One rock collected from a nearby hill on a subsequent dive proved to be quite interesting. It was composed of the mineral Baryte (a mineral consisting of barium sulphate), which is why the site is informally referred to as Baryte Hill. On shore, an examination of the rock using a microscope led Dr. Zierenberg to hypothesize that this sample was formed at a relatively low temperature seep site. An unusual and striking aspect that the sample has very high gold and silver concentrations, yet the concentration of several trace elements are different from any other Dr.Zierenberg has examined in more than 40 years of work on hydrothermal vents.
Black smokers can be enriched in gold, but they are also associated with copper, lead and zinc. This sample has none of those elements. “Everything in this rock looks to me like low temperature seeps, but it doesn’t look like low temperature from a black smoker, it looks like something else,” shares Dr. Zierenberg.
The team only knows two things for sure: the location they collected the sample, and that it came from a higher elevation up the hill. “It is highly unusual: not only does it not look like any seafloor deposit that I know of, it doesn’t look like any land based gold deposit that I know of,” says Dr. Zierenberg, explaining how the chemistry and mineralogy of this single sample is different. “I am intrigued by this because I don’t have a clue what’s up the hill where it came from, and I really want to know.” If everything goes well on the rest of the cruise, he will get the chance to find out!
Send the Sentinel
“When or if we have a dive in Baryte Hill remains to be seen,” says Dr.
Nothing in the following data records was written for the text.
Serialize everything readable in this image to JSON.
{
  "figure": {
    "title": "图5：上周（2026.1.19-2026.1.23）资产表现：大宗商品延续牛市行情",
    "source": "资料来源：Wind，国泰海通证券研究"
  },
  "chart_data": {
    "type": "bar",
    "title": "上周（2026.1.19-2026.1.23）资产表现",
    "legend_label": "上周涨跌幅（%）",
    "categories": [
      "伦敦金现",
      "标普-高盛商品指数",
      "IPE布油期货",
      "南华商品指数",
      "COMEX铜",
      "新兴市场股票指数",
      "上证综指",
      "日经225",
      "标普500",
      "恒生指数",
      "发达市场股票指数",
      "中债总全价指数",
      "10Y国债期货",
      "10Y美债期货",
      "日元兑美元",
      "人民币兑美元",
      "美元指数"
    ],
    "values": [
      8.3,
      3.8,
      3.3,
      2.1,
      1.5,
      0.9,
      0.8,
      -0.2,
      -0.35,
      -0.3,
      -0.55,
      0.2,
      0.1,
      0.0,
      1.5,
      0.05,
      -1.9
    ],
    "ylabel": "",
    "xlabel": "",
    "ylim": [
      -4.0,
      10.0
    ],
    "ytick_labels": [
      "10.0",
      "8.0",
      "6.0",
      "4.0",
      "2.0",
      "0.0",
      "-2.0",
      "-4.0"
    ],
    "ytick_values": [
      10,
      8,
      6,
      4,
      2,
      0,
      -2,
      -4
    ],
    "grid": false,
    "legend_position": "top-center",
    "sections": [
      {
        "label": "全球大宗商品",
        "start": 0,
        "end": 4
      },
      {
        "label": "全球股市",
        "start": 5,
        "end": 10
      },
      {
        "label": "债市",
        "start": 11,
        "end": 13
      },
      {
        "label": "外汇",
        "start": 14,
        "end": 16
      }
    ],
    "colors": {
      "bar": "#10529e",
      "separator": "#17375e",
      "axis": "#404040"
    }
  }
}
Zieremberg. “Even when I started writing this proposal more than 2 years ago, I was motivated by it and I really want to understand what this sample is and where it came from.” Still, the experts are looking for a needle in a haystack – surveying a big area. When researchers drive around with an ROV, they can only see a few meters in every direction, so it is very easy to fly right by some important discovery and never see it: this is why they want the best maps they can have.
Therefore, AUV D Allan B’s first mission was to scout Baryte Hill. The mission ran smoothly, but when the team got the data back, it was an extremely poor data set: big sources of interference (noise) were scattered all around. Luckily, the team was able to “clean” it and the data became usable. In spite of having an auspicious resolution to all his hard work, marine geologist Dave Clague sighed. The effort is huge, very methodical and time consuming. “We’re going to have a good map.” He smiles – “It’s always very ugly before we make it pretty.” Their determination is beginning to pay off, the AUV’s map is beginning to take shape, and promising features are taking the stage.